When Trueman was asked if anyone would ever break his record, he replied: “Aye, but he will be bloody tired.” Workloads were heavier for bowlers in those days, of course. Trueman sent down more than 100,000 balls as a professional cricketer; Anderson has bowled about 70,000. That raises the question of how many more miles he has in the tank. He no longer plays one-day matches: if he stays fit and remains one of the world’s best, could he play into his mid-forties?
Only two men, both slow bowlers, have taken more Test wickets and he could pass Shane Warne’s 708 this summer. It would take three more good years, though, to approach Muttiah Muralitharan’s 800. Is that a realistic goal? A century ago this May, a 40-year-old Jack Hobbs hit his 100th first-class century and would go on to make almost 100 more, with his final Test coming at 47.
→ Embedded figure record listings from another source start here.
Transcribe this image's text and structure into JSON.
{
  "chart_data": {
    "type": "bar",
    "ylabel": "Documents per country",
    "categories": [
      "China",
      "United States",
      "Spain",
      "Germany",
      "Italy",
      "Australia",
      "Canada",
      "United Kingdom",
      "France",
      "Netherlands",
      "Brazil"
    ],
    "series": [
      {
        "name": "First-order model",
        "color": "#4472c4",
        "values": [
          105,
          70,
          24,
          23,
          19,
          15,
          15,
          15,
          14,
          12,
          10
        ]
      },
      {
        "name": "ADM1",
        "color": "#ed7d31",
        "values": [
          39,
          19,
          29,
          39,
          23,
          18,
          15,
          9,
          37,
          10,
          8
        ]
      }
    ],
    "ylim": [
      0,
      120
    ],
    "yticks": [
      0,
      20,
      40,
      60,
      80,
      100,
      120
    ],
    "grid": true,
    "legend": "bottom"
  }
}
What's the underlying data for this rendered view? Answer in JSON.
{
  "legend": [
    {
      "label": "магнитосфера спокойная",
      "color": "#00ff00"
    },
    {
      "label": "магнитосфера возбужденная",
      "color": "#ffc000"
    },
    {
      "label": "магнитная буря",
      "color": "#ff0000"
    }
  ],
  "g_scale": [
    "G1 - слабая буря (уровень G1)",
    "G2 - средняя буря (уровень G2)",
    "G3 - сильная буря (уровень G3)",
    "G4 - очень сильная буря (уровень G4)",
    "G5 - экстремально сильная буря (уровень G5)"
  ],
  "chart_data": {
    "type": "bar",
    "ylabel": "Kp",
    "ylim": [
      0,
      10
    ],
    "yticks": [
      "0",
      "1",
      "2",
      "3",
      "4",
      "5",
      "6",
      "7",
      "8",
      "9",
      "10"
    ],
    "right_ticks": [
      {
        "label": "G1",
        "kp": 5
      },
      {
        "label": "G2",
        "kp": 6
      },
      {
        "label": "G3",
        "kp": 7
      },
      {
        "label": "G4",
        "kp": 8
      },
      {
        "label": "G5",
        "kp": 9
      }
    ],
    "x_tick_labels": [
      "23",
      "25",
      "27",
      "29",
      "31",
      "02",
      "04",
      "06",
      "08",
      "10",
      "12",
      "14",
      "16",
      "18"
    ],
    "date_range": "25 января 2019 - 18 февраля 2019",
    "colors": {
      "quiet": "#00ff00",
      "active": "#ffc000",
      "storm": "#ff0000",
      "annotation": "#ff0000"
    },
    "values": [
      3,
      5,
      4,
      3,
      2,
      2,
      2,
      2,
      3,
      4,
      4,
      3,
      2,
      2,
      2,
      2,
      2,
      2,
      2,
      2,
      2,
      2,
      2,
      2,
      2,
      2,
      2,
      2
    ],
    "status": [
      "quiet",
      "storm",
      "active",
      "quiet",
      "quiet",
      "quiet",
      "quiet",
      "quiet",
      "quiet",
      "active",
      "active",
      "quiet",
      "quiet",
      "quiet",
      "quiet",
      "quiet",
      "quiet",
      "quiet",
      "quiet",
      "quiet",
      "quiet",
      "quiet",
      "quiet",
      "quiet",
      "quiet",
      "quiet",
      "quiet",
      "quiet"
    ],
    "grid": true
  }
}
Stanley Matthews was named European Footballer of the Year at 41 and was still playing in the top flight when he was 50. Dara Torres, an American swimmer, came within one hundredth of a second of winning the 50m freestyle gold at the Beijing Olympics in 2008 when she was 41, 24 years after her first Games.
If Tom Brady can win a Super Bowl at 43, then why shouldn’t Anderson play a few more Test series? George Foreman was 45 when he regained the world heavyweight boxing crown; Phil Mickelson almost 51 when he won golf’s US PGA title. Oscar Swahn, a Swede with a magnificent beard, won an Olympic shooting gold at 64.
And what about Yuichiro Miura? The Japanese adventurer climbed Everest at the age of 80 in 2013. Now there’s a proper goal for young Anderson. We know from his Lord’s record that he’s good with slopes.
In reality, we are nearing Götterjimmerung, the twilight of the god. Twenty20 cricket, when bowlers can make hundreds of thousands of pounds by bowling just four overs a day, is making the five-day slog unattractive for many. Asked last year if anyone will approach his record, save Broad, Anderson had a realistic, if saddening, response. “Definitely not,” he said. “No one will be stupid enough.”